FETÖ’nün takipçisi olan Mahir Işıkay, 31 Ocak 2019’da İzmir 2. Ağır Ceza Mahkemesi’ne dilekçe verdi. Savcılığın mütalaasına karşı ‘esas hakkında beyanda’ bulundu. Işıkay dilekçesinde şunları kaydetti: “Bu mütalaayı okuduktan sonra savcılık bu davanın niteliğini, dosyanın içeriğini anlamamış ve değerlendirememiştir. Nihayetinde mahkeme savcılık mütalaası ile bağlı değildir fakat savcılığın bu mütalaası hukuki facia niteliğindedir. Bu mütalaa ile mağdurlar bir kez daha mağdur edilmiştir.”

‘ÇELİŞKİLERLE DOLU’

“Savcılığın esas hakkındaki mütalaası kendi içinde bile çelişkilerle doludur. Mütalaada iddianame ile uyumlu olarak iddiaya konu suçların işlendiğini tek tek anlatılmış. Örneğin usulsüz dinlemelerin yapıldığı ve bunun için sahte belgeler düzenlendiği, özel görüşmelerin değiştirilerek suç örgütünü faaliyetleri olarak değerlendirildiği ve askeri casusluk olarak konun değiştirildiği, sahte deliller yaratıldığı vs...”

 ‘EN HAFİF SEVK MADDESİ’

“Ancak sonuç bölümünde, sanki sanıkları kurtarmak için diğer tüm suçlamaları görmezden gelerek, en hafif sevk maddesinden ‘Görevi kötüye kullanma’ suçundan cezalandırılmalarını talep etmiştir.
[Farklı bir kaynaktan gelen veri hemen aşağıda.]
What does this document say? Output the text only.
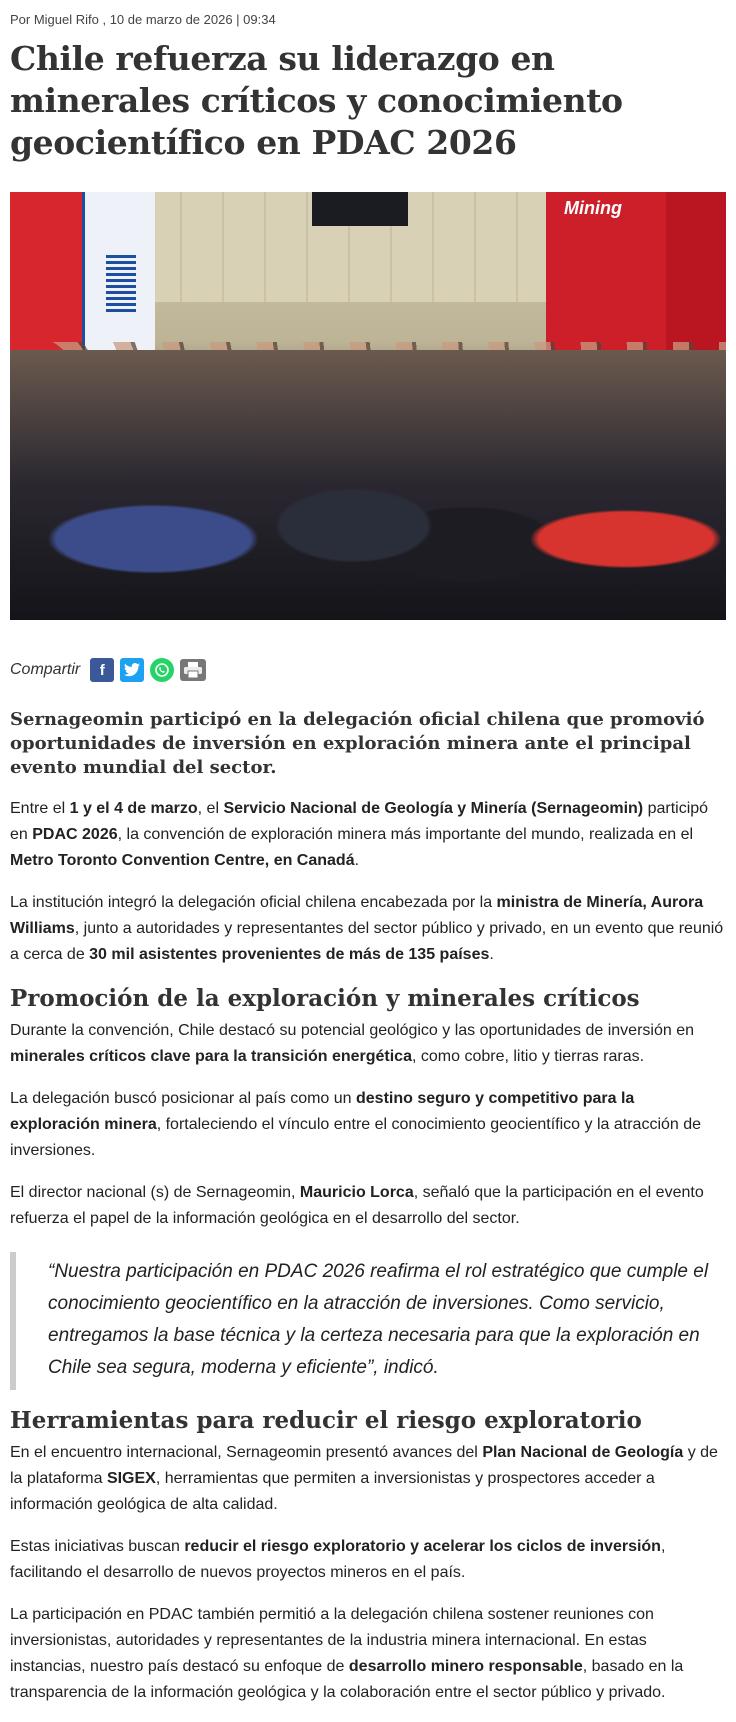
Por Miguel Rifo , 10 de marzo de 2026 | 09:34
Chile refuerza su liderazgo en minerales críticos y conocimiento geocientífico en PDAC 2026
Mining
Compartir	f
Sernageomin participó en la delegación oficial chilena que promovió oportunidades de inversión en exploración minera ante el principal evento mundial del sector.

Entre el 1 y el 4 de marzo, el Servicio Nacional de Geología y Minería (Sernageomin) participó en PDAC 2026, la convención de exploración minera más importante del mundo, realizada en el Metro Toronto Convention Centre, en Canadá.

La institución integró la delegación oficial chilena encabezada por la ministra de Minería, Aurora Williams, junto a autoridades y representantes del sector público y privado, en un evento que reunió a cerca de 30 mil asistentes provenientes de más de 135 países.

Promoción de la exploración y minerales críticos

Durante la convención, Chile destacó su potencial geológico y las oportunidades de inversión en minerales críticos clave para la transición energética, como cobre, litio y tierras raras.

La delegación buscó posicionar al país como un destino seguro y competitivo para la exploración minera, fortaleciendo el vínculo entre el conocimiento geocientífico y la atracción de inversiones.

El director nacional (s) de Sernageomin, Mauricio Lorca, señaló que la participación en el evento refuerza el papel de la información geológica en el desarrollo del sector.

“Nuestra participación en PDAC 2026 reafirma el rol estratégico que cumple el conocimiento geocientífico en la atracción de inversiones. Como servicio, entregamos la base técnica y la certeza necesaria para que la exploración en Chile sea segura, moderna y eficiente”, indicó.
Herramientas para reducir el riesgo exploratorio

En el encuentro internacional, Sernageomin presentó avances del Plan Nacional de Geología y de la plataforma SIGEX, herramientas que permiten a inversionistas y prospectores acceder a información geológica de alta calidad.

Estas iniciativas buscan reducir el riesgo exploratorio y acelerar los ciclos de inversión, facilitando el desarrollo de nuevos proyectos mineros en el país.

La participación en PDAC también permitió a la delegación chilena sostener reuniones con inversionistas, autoridades y representantes de la industria minera internacional. En estas instancias, nuestro país destacó su enfoque de desarrollo minero responsable, basado en la transparencia de la información geológica y la colaboración entre el sector público y privado.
Ancak... Tüm suçların da unsurları oluştuğundan tüm sanıkların iddianamedeki tüm suçlardan mahkum edilmeleri gerekmektedir. Sayın mahkemenin maddi gerçeği otaya koyup hakkedenlere hak ettiği cezayı vereceğine inanıyoruz.”

Şimdi gözler 24 Nisan’daki davada olacak.